Friends --
The Speaker of the House gets around 1,200 bills that representatives have filed, and has assigned about 300 of them to committee so far. HB 1137 isn't yet one of them, and time is getting short. The bill doesn't get anywhere unless it's assigned to the elections committee.
The bill would bring Ranked Choice Voting to elections in St. Louis County as a pilot program. Are you wondering why we in the Kansas City area should care what happens on the other side of the state, or why we should get excited about doing it in one county rather than the whole state? The answer is that the election officials in that county are amendable. One of them even showed up to testify in favor of the RCV legislation in the last hearings on it, so he's a strong supporter. Rep. Dan Stacy has rounded up quite a bit of support from civic groups and other legislators there.

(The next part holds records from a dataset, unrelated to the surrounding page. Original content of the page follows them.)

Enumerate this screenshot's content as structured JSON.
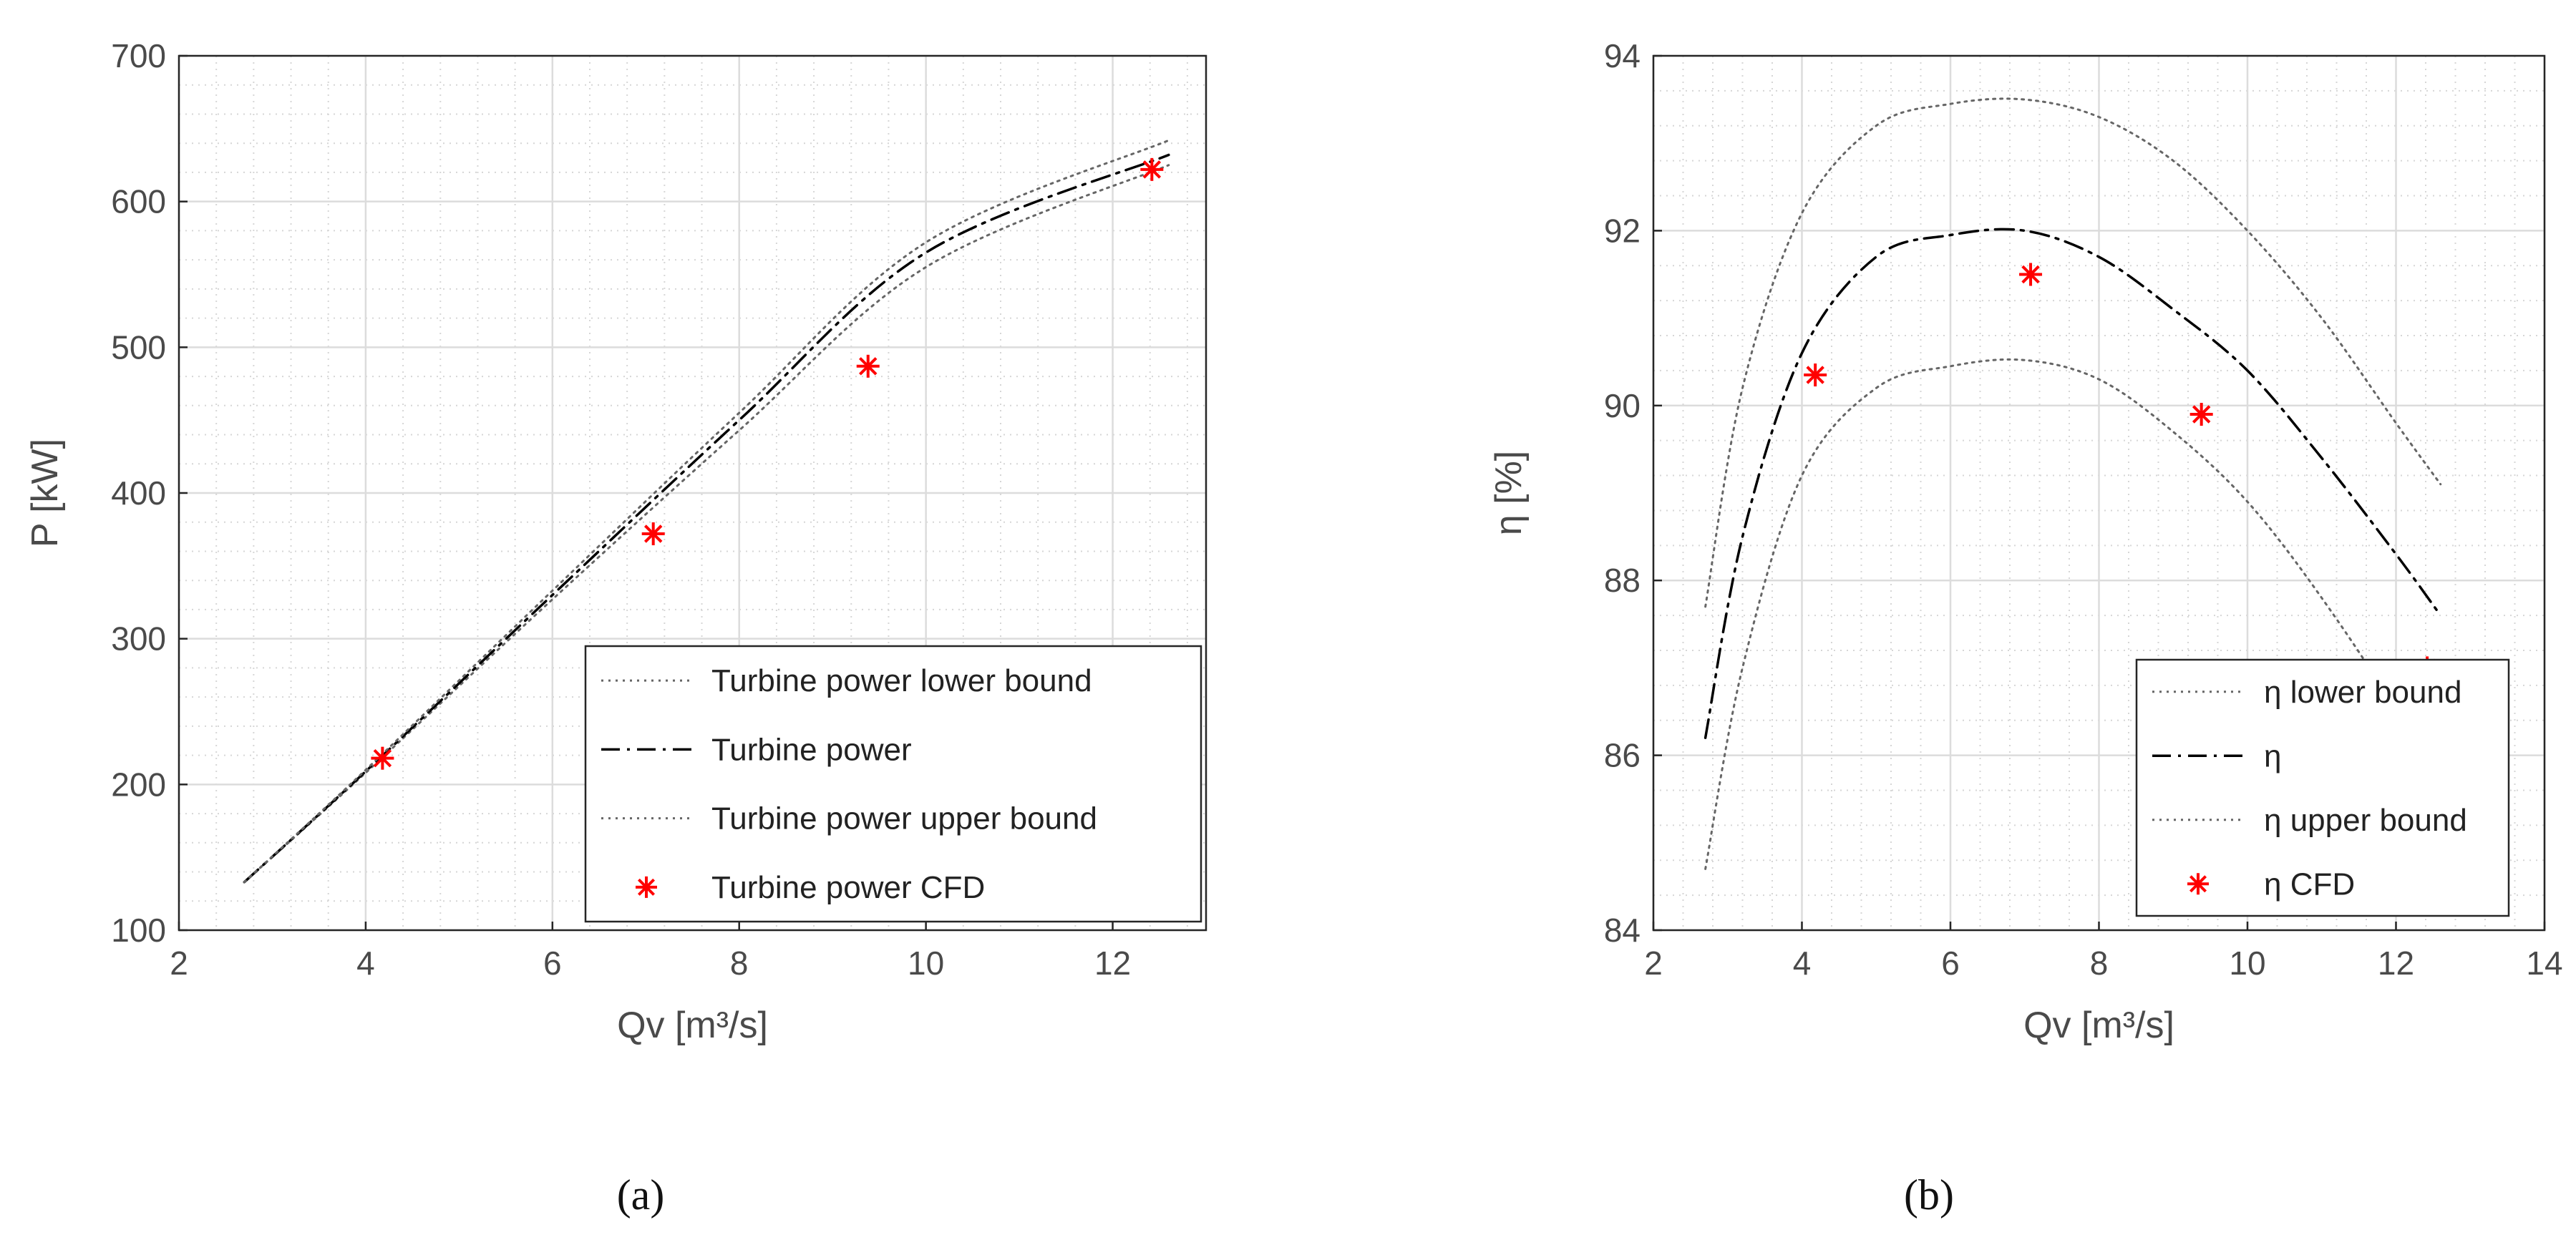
{
  "chart_data": [
    {
      "panel": "a",
      "type": "line",
      "caption": "(a)",
      "xlabel": "Qv [m³/s]",
      "ylabel": "P [kW]",
      "xlim": [
        2,
        13
      ],
      "ylim": [
        100,
        700
      ],
      "xticks": [
        2,
        4,
        6,
        8,
        10,
        12
      ],
      "yticks": [
        100,
        200,
        300,
        400,
        500,
        600,
        700
      ],
      "grid": true,
      "minor_grid": true,
      "legend_position": "bottom-right",
      "series": [
        {
          "name": "Turbine power lower bound",
          "style": "dotted",
          "color": "#666666",
          "x": [
            2.7,
            4,
            6,
            8,
            10,
            12.6
          ],
          "y": [
            133,
            208,
            327,
            443,
            555,
            625
          ]
        },
        {
          "name": "Turbine power",
          "style": "dashdot",
          "color": "#000000",
          "x": [
            2.7,
            4,
            6,
            8,
            10,
            12.6
          ],
          "y": [
            133,
            209,
            330,
            450,
            565,
            632
          ]
        },
        {
          "name": "Turbine power upper bound",
          "style": "dotted",
          "color": "#666666",
          "x": [
            2.7,
            4,
            6,
            8,
            10,
            12.6
          ],
          "y": [
            133,
            210,
            333,
            455,
            572,
            642
          ]
        },
        {
          "name": "Turbine power CFD",
          "style": "marker",
          "color": "#ff0000",
          "x": [
            4.18,
            7.08,
            9.38,
            12.42
          ],
          "y": [
            218,
            372,
            487,
            622
          ]
        }
      ]
    },
    {
      "panel": "b",
      "type": "line",
      "caption": "(b)",
      "xlabel": "Qv [m³/s]",
      "ylabel": "η [%]",
      "xlim": [
        2,
        14
      ],
      "ylim": [
        84,
        94
      ],
      "xticks": [
        2,
        4,
        6,
        8,
        10,
        12,
        14
      ],
      "yticks": [
        84,
        86,
        88,
        90,
        92,
        94
      ],
      "grid": true,
      "minor_grid": true,
      "legend_position": "bottom-right",
      "series": [
        {
          "name": "η lower bound",
          "style": "dotted",
          "color": "#666666",
          "x": [
            2.7,
            3.2,
            4,
            5,
            6,
            7,
            8,
            9,
            10,
            11,
            12,
            12.6
          ],
          "y": [
            84.7,
            87.0,
            89.2,
            90.2,
            90.45,
            90.52,
            90.3,
            89.7,
            88.9,
            87.8,
            86.5,
            85.4
          ]
        },
        {
          "name": "η",
          "style": "dashdot",
          "color": "#000000",
          "x": [
            2.7,
            3.2,
            4,
            5,
            6,
            7,
            8,
            9,
            10,
            11,
            12,
            12.6
          ],
          "y": [
            86.2,
            88.5,
            90.6,
            91.7,
            91.95,
            92.0,
            91.7,
            91.1,
            90.4,
            89.4,
            88.3,
            87.6
          ]
        },
        {
          "name": "η upper bound",
          "style": "dotted",
          "color": "#666666",
          "x": [
            2.7,
            3.2,
            4,
            5,
            6,
            7,
            8,
            9,
            10,
            11,
            12,
            12.6
          ],
          "y": [
            87.7,
            90.2,
            92.2,
            93.2,
            93.45,
            93.5,
            93.3,
            92.8,
            92.0,
            91.0,
            89.8,
            89.1
          ]
        },
        {
          "name": "η CFD",
          "style": "marker",
          "color": "#ff0000",
          "x": [
            4.18,
            7.08,
            9.38,
            12.42
          ],
          "y": [
            90.35,
            91.5,
            89.9,
            87.0
          ]
        }
      ]
    }
  ]
}
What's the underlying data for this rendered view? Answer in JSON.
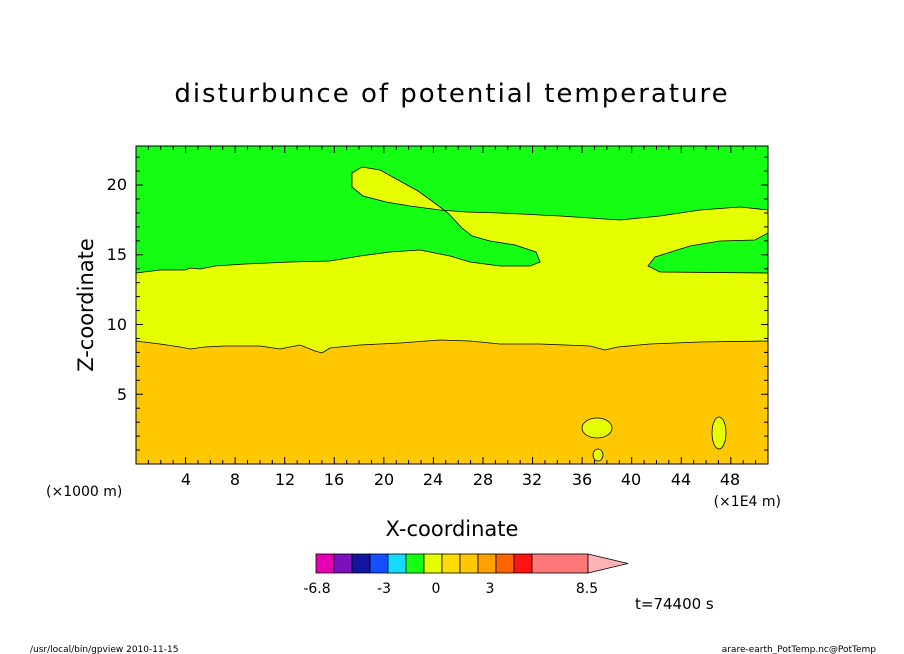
{
  "chart_data": {
    "type": "heatmap",
    "title": "disturbunce of potential temperature",
    "xlabel": "X-coordinate",
    "ylabel": "Z-coordinate",
    "x_unit_left": "(×1000 m)",
    "x_unit_right": "(×1E4 m)",
    "x_ticks": [
      "4",
      "8",
      "12",
      "16",
      "20",
      "24",
      "28",
      "32",
      "36",
      "40",
      "44",
      "48"
    ],
    "y_ticks": [
      "5",
      "10",
      "15",
      "20"
    ],
    "xlim": [
      0,
      51
    ],
    "ylim": [
      0,
      22.8
    ],
    "time_label": "t=74400 s",
    "footer_left": "/usr/local/bin/gpview  2010-11-15",
    "footer_right": "arare-earth_PotTemp.nc@PotTemp",
    "colorbar": {
      "labels": [
        "-6.8",
        "-3",
        "0",
        "3",
        "8.5"
      ],
      "label_index": [
        0,
        3,
        5,
        8,
        12
      ],
      "colors": [
        "#e600b4",
        "#7d0fbe",
        "#1414a0",
        "#1450ff",
        "#14dcff",
        "#14ff14",
        "#e6ff00",
        "#ffdc00",
        "#ffc800",
        "#ffa000",
        "#ff6400",
        "#ff1414",
        "#ff7878",
        "#ffb4b4"
      ]
    },
    "regions": [
      {
        "level": "upper",
        "color": "#14ff14",
        "z_range": [
          13.7,
          22.8
        ]
      },
      {
        "level": "middle",
        "color": "#e6ff00",
        "z_range": [
          8.6,
          13.7
        ]
      },
      {
        "level": "lower",
        "color": "#ffc800",
        "z_range": [
          0,
          8.6
        ]
      }
    ]
  }
}
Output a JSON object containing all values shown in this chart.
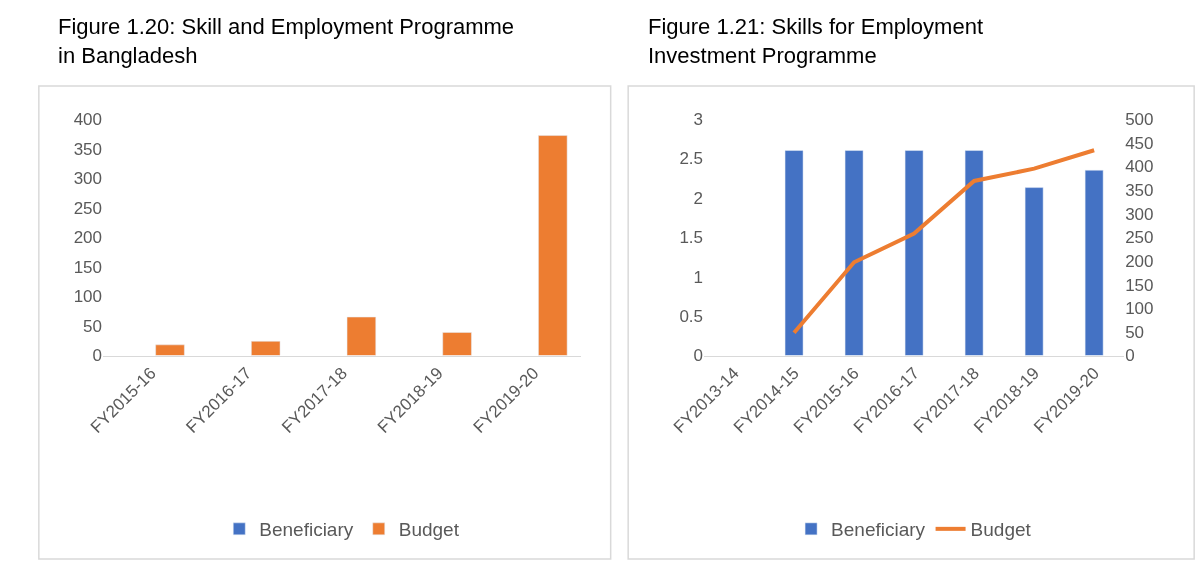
{
  "chart_data": [
    {
      "type": "bar",
      "title": "Figure 1.20: Skill and Employment Programme in Bangladesh",
      "categories": [
        "FY2015-16",
        "FY2016-17",
        "FY2017-18",
        "FY2018-19",
        "FY2019-20"
      ],
      "series": [
        {
          "name": "Beneficiary",
          "color": "#4472c4",
          "values": [
            null,
            null,
            null,
            null,
            null
          ]
        },
        {
          "name": "Budget",
          "color": "#ed7d31",
          "values": [
            18,
            24,
            65,
            39,
            372
          ]
        }
      ],
      "ylim": [
        0,
        400
      ],
      "yticks": [
        0,
        50,
        100,
        150,
        200,
        250,
        300,
        350,
        400
      ],
      "grid": false,
      "legend": "bottom"
    },
    {
      "type": "bar",
      "title": "Figure 1.21: Skills for Employment Investment Programme",
      "categories": [
        "FY2013-14",
        "FY2014-15",
        "FY2015-16",
        "FY2016-17",
        "FY2017-18",
        "FY2018-19",
        "FY2019-20"
      ],
      "series": [
        {
          "name": "Beneficiary",
          "color": "#4472c4",
          "values": [
            null,
            2.6,
            2.6,
            2.6,
            2.6,
            2.13,
            2.35
          ]
        },
        {
          "name": "Budget",
          "color": "#ed7d31",
          "type": "line",
          "axis": "y2",
          "values": [
            null,
            48,
            197,
            258,
            369,
            395,
            434
          ]
        }
      ],
      "ylim": [
        0,
        3
      ],
      "yticks": [
        0,
        0.5,
        1,
        1.5,
        2,
        2.5,
        3
      ],
      "y2lim": [
        0,
        500
      ],
      "y2ticks": [
        0,
        50,
        100,
        150,
        200,
        250,
        300,
        350,
        400,
        450,
        500
      ],
      "grid": false,
      "legend": "bottom",
      "marker": "none",
      "line_style": "solid"
    }
  ]
}
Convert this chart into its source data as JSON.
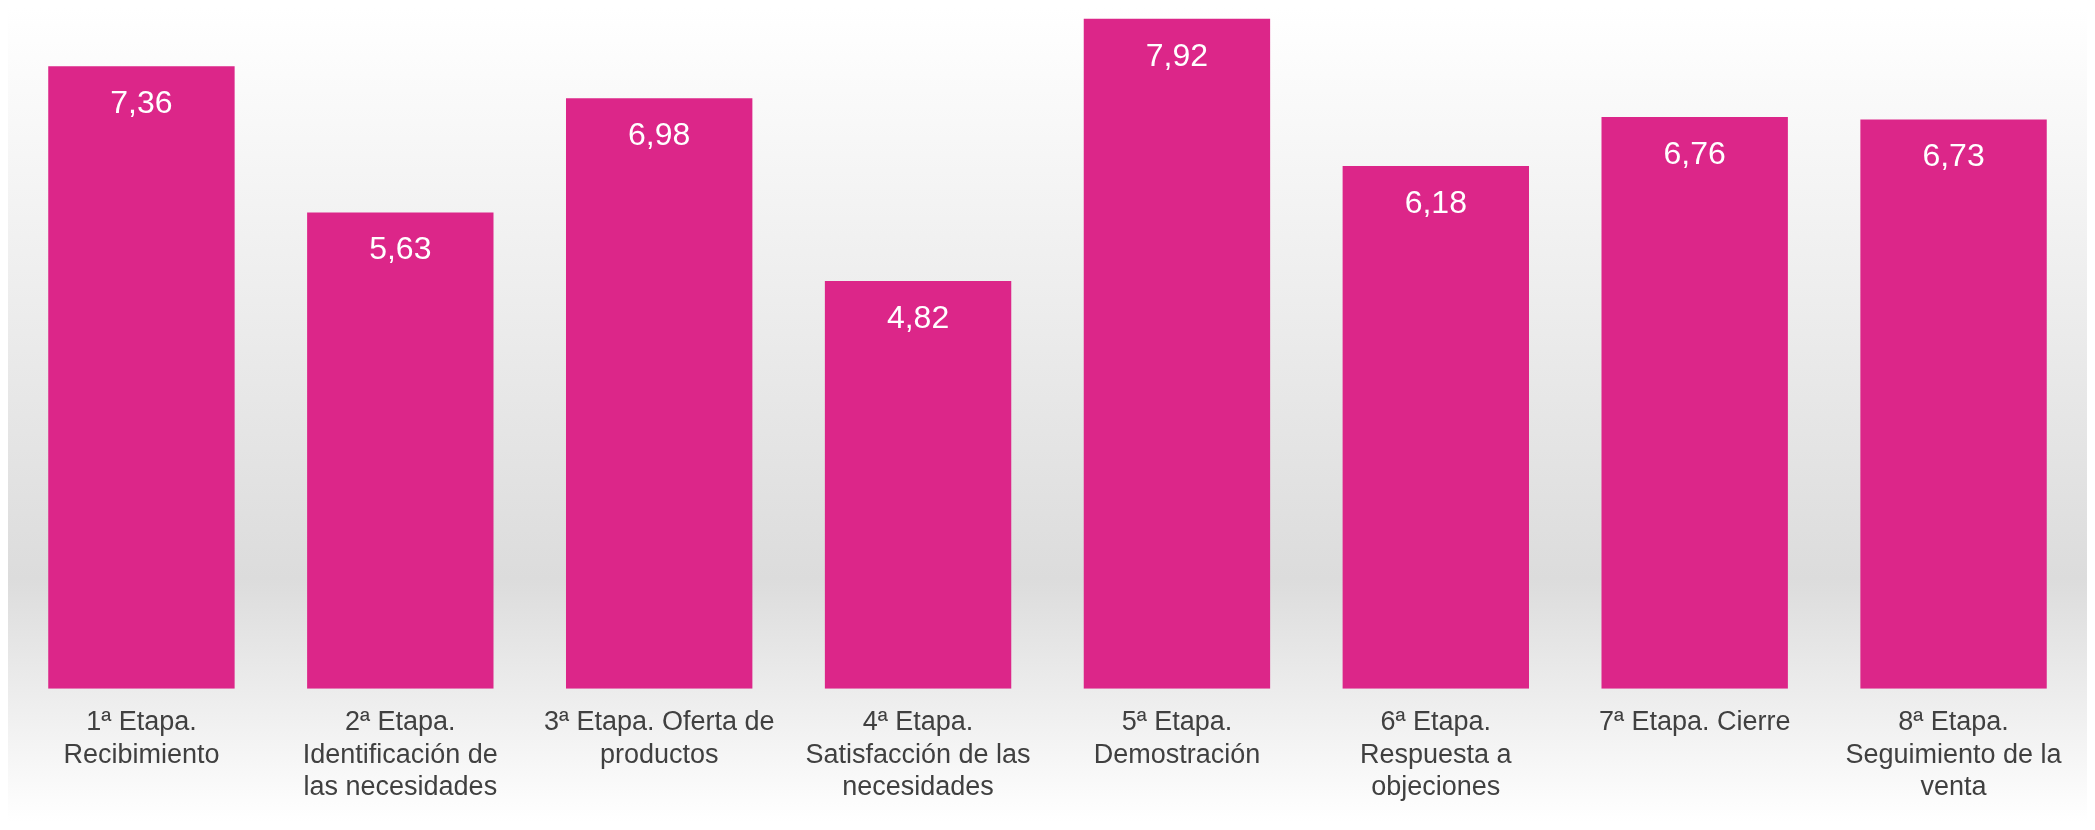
{
  "chart_data": {
    "type": "bar",
    "categories": [
      "1ª Etapa. Recibimiento",
      "2ª Etapa. Identificación de las necesidades",
      "3ª Etapa. Oferta de productos",
      "4ª Etapa. Satisfacción de las necesidades",
      "5ª Etapa. Demostración",
      "6ª Etapa. Respuesta a objeciones",
      "7ª Etapa. Cierre",
      "8ª Etapa. Seguimiento de la venta"
    ],
    "values": [
      7.36,
      5.63,
      6.98,
      4.82,
      7.92,
      6.18,
      6.76,
      6.73
    ],
    "value_labels": [
      "7,36",
      "5,63",
      "6,98",
      "4,82",
      "7,92",
      "6,18",
      "6,76",
      "6,73"
    ],
    "color": "#dc2689",
    "tick_labels": "x",
    "grid": false,
    "legend": false
  }
}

But the entire state's associate of election clerks has passed a resolution against RCV. At both hearings on the topic they've sent people to testify against it. We've been working with them face-to-face at their two conferences last year, but there's still more work to be done. Dan Stacy has gotten their leadership to agree to "call off the dogs" for a bill that only covers St. Louis County; without this opposition, the merits should allow the bill to go through. One of the clerks' major concerns is practical: would RCV work in the machines? Would the machines be able to communicate with each other? Just adding up votes isn't as complicated and can work with a calculator, but with RCV, the machines need to be coordinated.
Once a pilot project proves successful, their fears diminish, and we have a clearer path to getting RCV in all of Missouri without opposition from a group that's powerful in election policy.